Today I have a polish that truly is the most frustrating I own. And it's not all because of its formula, application and what have you. It also presents me with an ethical dilemma. I speak of American Apparel.
I really dislike American Apparel's advertising and marketing. I find it to be very demeaning and overly sexual. I felt this way long before AA began making nail polish. This ick factor increased thanks to Claudine Ko's feature on AA founder Dov Charney, for Jane magazine in 2004. All the more frustrating, I supported AA's labor practices, that the garments were made in the USA and I agreed with the call for immigration reform. So...this left me conflicted. I wasn't sure if I could shop there or not.
Then, they make nail polish. And I was not yet the picky Lamb when it came to polish because I was newly obsessed. So I decided to give it a shot and ventured into American Apparel's store right next to the University of Oregon campus. I picked up Office because I was obsessed with minty greens. Right about that time is when I read about all of the sexual harassment lawsuits and accusations. Yeah. I stashed my bottle in a dark corner and never messed with it.

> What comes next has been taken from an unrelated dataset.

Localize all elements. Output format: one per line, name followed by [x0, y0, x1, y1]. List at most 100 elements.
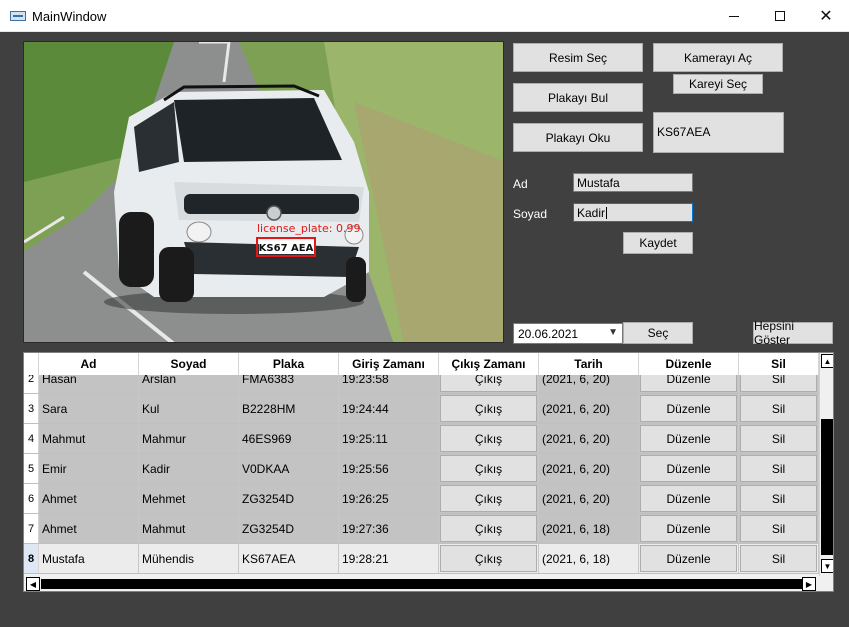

Recently, I realized just how many minty greens I own and I remembered Office. I debated on swatching it because I had to be honest about how I feel overall about American Apparel. I decided to go ahead, damn it all.
American Apparel Office
Three coats over base, no top coat
Wow. What a streaky mess. This would not level out no matter what. The color is really lovely but this is just a nightmare to apply. It's runny and sticky and streaky. No me gusta.
So what did I learn from all of this? Clearly I bought a dud. I am still uncomfortable with American Apparel and have decided not to shop there. I have seen swatches of collections they've released since and I liked those jellies but I just could not bring myself to buy any more.
What's especially difficult about trying to make purchases ethically is that you inevitably find yourself in more dilemmas. I always buy t-shirts when I go to concerts because it's just yet another way to support the bands I love. Guess what? Many of these tees are American Apparel. (Because they still do wholesale.) Just like the t-shirt I bought when I saw Social Distortion last spring. So what to do? It's not like the band is colluding with the company or vice versa. And it's not like I'm giving my money directly to AA. But there is that feeling of hypocrisy when you're rolling in a AA tee even if it is emblazoned with the Social D logo and it was purchased from their merch table.
So I have to compromise. And that's why it's so hard to try to make ethical buying decisions. (It's also why I don't support boycotts. The unintentional hypocrisy is rampant and boycotts really don't work.) Not saying you shouldn't, just be aware of any other implications.
Thanks for letting me share my conflict. Lambchop has stepped away from the soapbox.